Ericson joined the company in 1965 as an attorney. In 1972, he became assistant to the president, and this accelerated his rise up the ladder. We spoke with Ericson about his climb and the lessons he’s learned about managing people.
WS: Your career took off after you began working with the company president. What was that like? Were you nervous at first?
Ericson: He was a very dominating individual. My first meeting with him was at 7:30 at night when he discussed a project he had in mind for me. After explaining what he wanted me to do, he looked me in the eye and said, “You think I’m crazy, don’t you?” This was a career-defining moment for me. I said, “Yes, I do.” Then he spent an hour convincing me it was a good idea.
WS: So he respected your honesty?
Ericson: Yes, and he really wanted to know what I thought. When we worked together, he would usually listen to my advice, if not always agree with me. But that didn’t stop him from telling me off sometimes!
WS: You were able to work directly with the president early in your career. What advice would you give managers who want to get ahead but don’t enjoy the exposure you had?
Ericson: Look for problem areas in your organization and try to implement solutions. Just doing your job well is not enough. Take risks that have a big payoff. WS: You’ve joined dozens of boards. Do you think rising executives should get involved in these types of outside activities?
Ericson: I may be on too many boards! But I do think it’s a valuable way to make a contribution and meet people, as long as you’re sure you have an interest in the group’s activities. Don’t go on a board if they just want to use your name.
WS: Your company has 3,500 employees. When you meet one of them, can you get a good sense of their abilities in a five-minute chat?

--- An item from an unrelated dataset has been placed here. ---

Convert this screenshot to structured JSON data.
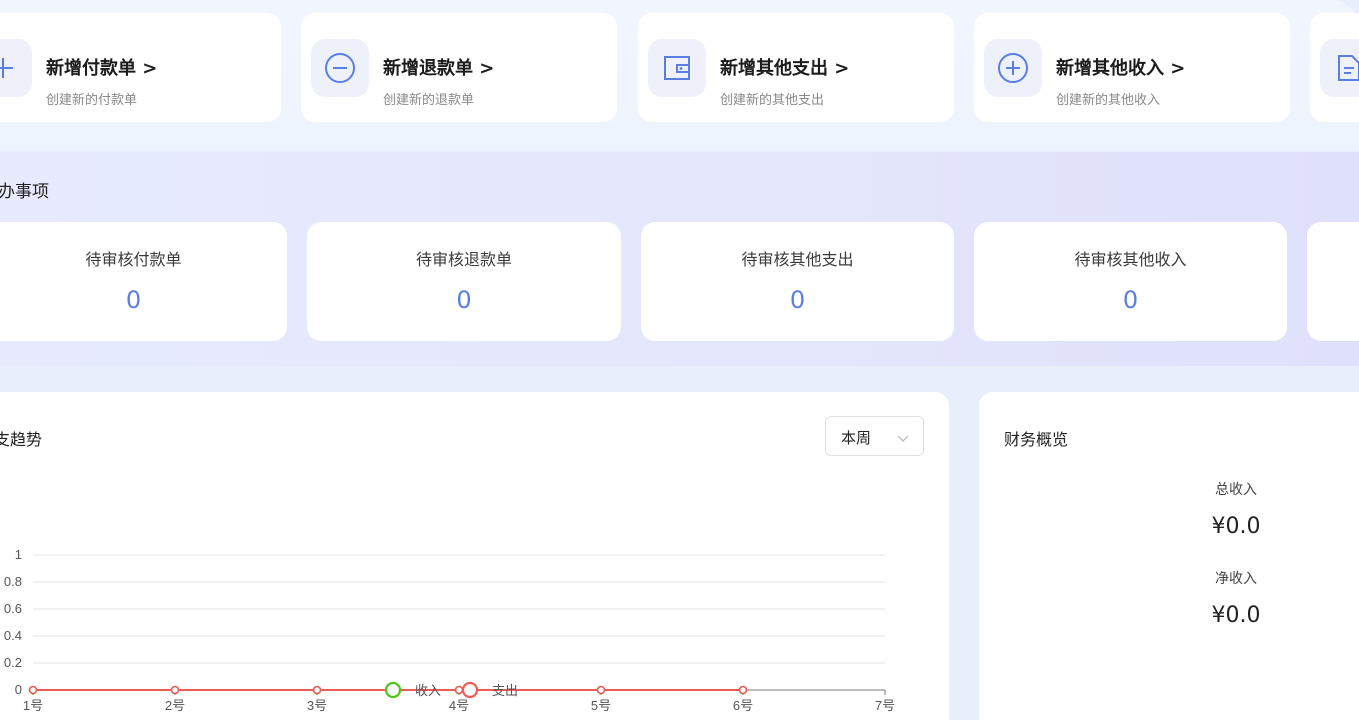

What might they do to impress you in the limited time they have your attention?
Ericson: If you’re talking with people and they’re enthusiastic and logical, that’s a good sign. When I’m talking with employees, it’s usually about a particular problem we’re facing. So I’m looking to see how they’re solving it— what steps they’re taking. That gives me a snapshot. It’s not inclusive, but it sure does help you evaluate them. I want to be able to go back to that person’s superior and say, “Here’s what I learned.”
WS: What’s the No. 1 mistake managers make that hurts their careers?
Ericson: The worst thing is to try to fake knowledge. Some people feel they have to know everything, even if we may be discussing an area that’s totally outside their area of expertise. The sharp person says, “I don’t know, but I’ll find out.” I have a lot more respect for someone who says that.
WS: But sometimes it’s hard to admit that you don’t know something in front of the CEO. Don’t you agree?
Ericson: A few weeks ago, I testified before the Senate on a financial services bill. I used the answer “I don’t know but we’ll be happy to get the information and get back to you” three times. That was probably the high point of my testimony! I gained more credibility from that than from anything else I could have said.